Created by the Center for Spirituality & Healing and Charlson Meadows.

Tips for Setting Goals

    • Start from the positive. Many self-improvement programs start by identifying weaknesses or deficiencies. In this program, we want you to begin by recognizing the positive qualities and achievements identified in your self-assessment. Acknowledging your strengths stops you from focusing on failure. When you know that you are already making positive steps, you find energy and enthusiasm for further change. So start with the evidence that you can make changes for the better.

    • Establish "working goals." You set this type of goal knowing that it will change. Then, if you don't achieve the goal exactly as it is stated, you don't see it as a failure, but a need to modify the goal. Each goal provides an opportunity to learn how to move forward. With working goals, you learn how to practice self-compassion, so you don't blame yourself for "failures," get discouraged, or stop moving forward.

    • Make sure your goals are harmonious. If you are setting multiple goals, you have a higher chance of success if they are integrated with one another to serve a broader purpose. For example, you're more likely to achieve your goal of traveling internationally if you also aim to save money.
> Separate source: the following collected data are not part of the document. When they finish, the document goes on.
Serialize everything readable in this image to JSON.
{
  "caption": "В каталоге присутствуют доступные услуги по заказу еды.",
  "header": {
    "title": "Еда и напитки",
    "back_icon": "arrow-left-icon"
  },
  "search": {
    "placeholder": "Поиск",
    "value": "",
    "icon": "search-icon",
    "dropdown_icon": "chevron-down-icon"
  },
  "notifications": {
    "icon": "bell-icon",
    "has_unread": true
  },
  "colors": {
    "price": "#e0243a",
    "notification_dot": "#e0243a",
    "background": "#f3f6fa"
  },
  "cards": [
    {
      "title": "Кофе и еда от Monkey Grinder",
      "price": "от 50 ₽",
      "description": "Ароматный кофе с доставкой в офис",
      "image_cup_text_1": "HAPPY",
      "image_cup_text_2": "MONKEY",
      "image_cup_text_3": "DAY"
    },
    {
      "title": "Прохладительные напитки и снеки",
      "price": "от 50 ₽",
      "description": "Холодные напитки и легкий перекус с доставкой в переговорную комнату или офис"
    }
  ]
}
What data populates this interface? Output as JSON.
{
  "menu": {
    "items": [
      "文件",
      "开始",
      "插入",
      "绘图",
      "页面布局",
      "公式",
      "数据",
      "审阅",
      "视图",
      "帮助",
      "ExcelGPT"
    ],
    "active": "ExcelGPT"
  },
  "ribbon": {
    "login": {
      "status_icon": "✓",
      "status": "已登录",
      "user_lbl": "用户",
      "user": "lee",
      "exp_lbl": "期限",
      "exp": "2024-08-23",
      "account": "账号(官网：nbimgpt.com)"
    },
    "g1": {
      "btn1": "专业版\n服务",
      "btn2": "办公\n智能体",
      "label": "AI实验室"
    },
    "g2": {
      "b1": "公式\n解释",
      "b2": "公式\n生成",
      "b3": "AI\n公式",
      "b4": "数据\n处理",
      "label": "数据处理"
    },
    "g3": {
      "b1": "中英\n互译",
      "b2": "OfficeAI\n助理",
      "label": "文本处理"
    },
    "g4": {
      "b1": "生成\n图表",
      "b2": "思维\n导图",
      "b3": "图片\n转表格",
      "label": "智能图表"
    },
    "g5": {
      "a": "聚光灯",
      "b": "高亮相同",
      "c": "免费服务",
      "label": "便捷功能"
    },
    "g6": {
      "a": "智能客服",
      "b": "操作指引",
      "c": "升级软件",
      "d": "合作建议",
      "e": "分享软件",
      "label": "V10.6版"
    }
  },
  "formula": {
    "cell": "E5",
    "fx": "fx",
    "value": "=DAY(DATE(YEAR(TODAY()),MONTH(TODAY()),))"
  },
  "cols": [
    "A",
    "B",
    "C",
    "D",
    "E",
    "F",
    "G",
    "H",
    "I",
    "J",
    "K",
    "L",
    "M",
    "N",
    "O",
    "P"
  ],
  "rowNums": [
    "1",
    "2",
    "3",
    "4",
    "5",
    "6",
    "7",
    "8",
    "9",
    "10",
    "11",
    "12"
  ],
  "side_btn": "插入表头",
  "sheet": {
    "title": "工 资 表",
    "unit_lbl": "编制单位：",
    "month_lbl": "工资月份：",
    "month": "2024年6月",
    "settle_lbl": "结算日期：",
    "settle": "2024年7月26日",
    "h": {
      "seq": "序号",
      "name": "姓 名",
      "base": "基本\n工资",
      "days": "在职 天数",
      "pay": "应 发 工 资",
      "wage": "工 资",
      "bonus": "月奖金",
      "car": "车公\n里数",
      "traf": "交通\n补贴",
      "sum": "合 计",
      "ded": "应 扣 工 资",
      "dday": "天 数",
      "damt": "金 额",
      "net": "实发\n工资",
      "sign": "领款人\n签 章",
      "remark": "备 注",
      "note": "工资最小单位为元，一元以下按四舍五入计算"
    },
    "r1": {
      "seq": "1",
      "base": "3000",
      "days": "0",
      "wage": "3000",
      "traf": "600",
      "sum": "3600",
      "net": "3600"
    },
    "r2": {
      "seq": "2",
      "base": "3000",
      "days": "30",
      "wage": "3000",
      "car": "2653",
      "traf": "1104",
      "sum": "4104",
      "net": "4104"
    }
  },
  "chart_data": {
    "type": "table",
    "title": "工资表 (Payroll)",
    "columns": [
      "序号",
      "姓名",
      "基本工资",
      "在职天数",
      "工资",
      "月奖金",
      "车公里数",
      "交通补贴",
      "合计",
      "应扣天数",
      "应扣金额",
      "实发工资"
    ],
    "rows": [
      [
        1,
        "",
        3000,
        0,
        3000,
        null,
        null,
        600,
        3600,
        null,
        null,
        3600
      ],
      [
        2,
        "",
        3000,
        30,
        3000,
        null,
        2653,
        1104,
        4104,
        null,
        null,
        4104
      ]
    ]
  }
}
Goals that conflict with one another will frustrate you and cause stress.

    • Create approach-oriented goals. Science says that when we work toward something (like creating better relationships with others), we have a much better chance of sticking with it than when we work against it (like avoiding conflict with others). Say your goals out loud or write them down—are you using approach-oriented wording, such as creating, enhancing, improving, or achieving?

  • Center goals around an activity. Achieving activity-related goals, such as learning a specific task, meeting a deadline, or creating something tangible, can help produce feelings of accomplishment and progress, which will encourage you to keep going in the direction you're headed.

And don't forget—the first and most powerful goal is deciding to improve. Simply making the decision to improve or enhance your life is a breakthrough.